FIG. 6 is a graph showing the relationship between the apparent porosity of a CaO nozzle and the occurrence rate of nozzle breakage during pouring.

FIG. 7 is a graph showing changes with time in water absorption ratio of a CaO nozzle.

FIG. 8 is an explanatory diagram of an external heating type preheating method.
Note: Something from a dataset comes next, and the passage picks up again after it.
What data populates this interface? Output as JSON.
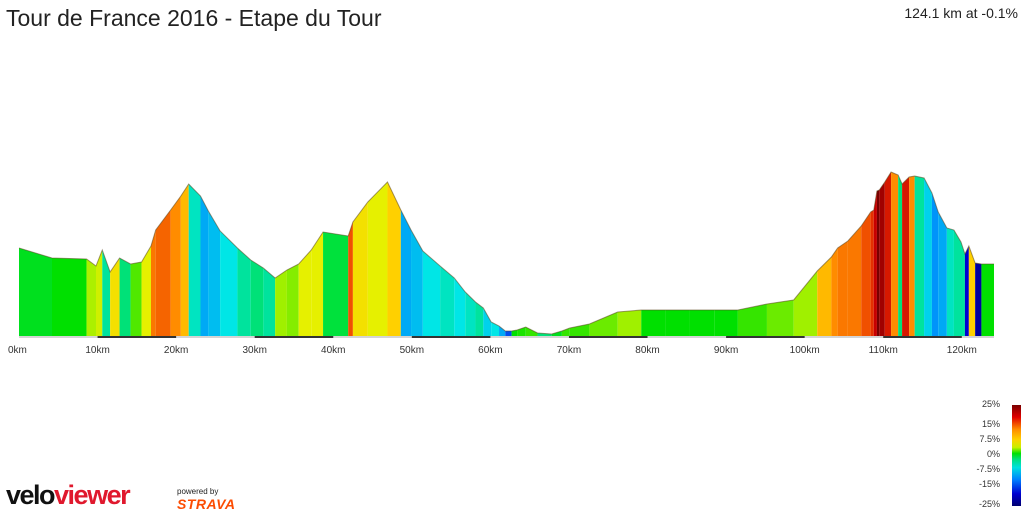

FIG. 9 is a diagram illustrating a TiO content in the steel and the inclusion thickness of inclusions when Ti-containing ultra-low carbon steel that is likely to cause nozzle clogging is cast using the CaO nozzles of the present invention and comparative examples.
It is a graph which shows the relationship with a density.

FIG. 10 is a graph showing the relationship between the deposition thickness of inclusions on the nozzle and the Ti concentration in the steel when Ti-containing ultra-low carbon steel is cast using a conventionally used alumina graphite nozzle.

FIG. 11 is a sectional view of a sliding nozzle to which the CaO nozzle of the present invention can be applied.

[Explanation of symbols]

1: CaO nozzle for casting 2: Base material nozzle 3: Molten metal flow 4: Lower fiber blanket 5: Upper fiber blanket 6: Inlet fiber blanket 7: Preheating furnace 8: Preheating flame 9: Preheating burner 10: Sliding Nozzle 11: Upper nozzle 12: Fixed platen 13: Slider 14: Intermediate nozzle 15: Immersion nozzle

Claims (2)

[Claims] 1. Used for pouring molten metal, the composition of which is Ca
CaO nozzle for casting molten metal, characterized by having an apparent porosity of 50% or less at an O content of 70 wt% or more. 2. A base material nozzle is provided outside the casting CaO nozzle according to claim 1, and a gap corresponding to the thermal expansion margin of the CaO nozzle is provided between the casting CaO nozzle and the base material nozzle. Nozzle for molten metal casting.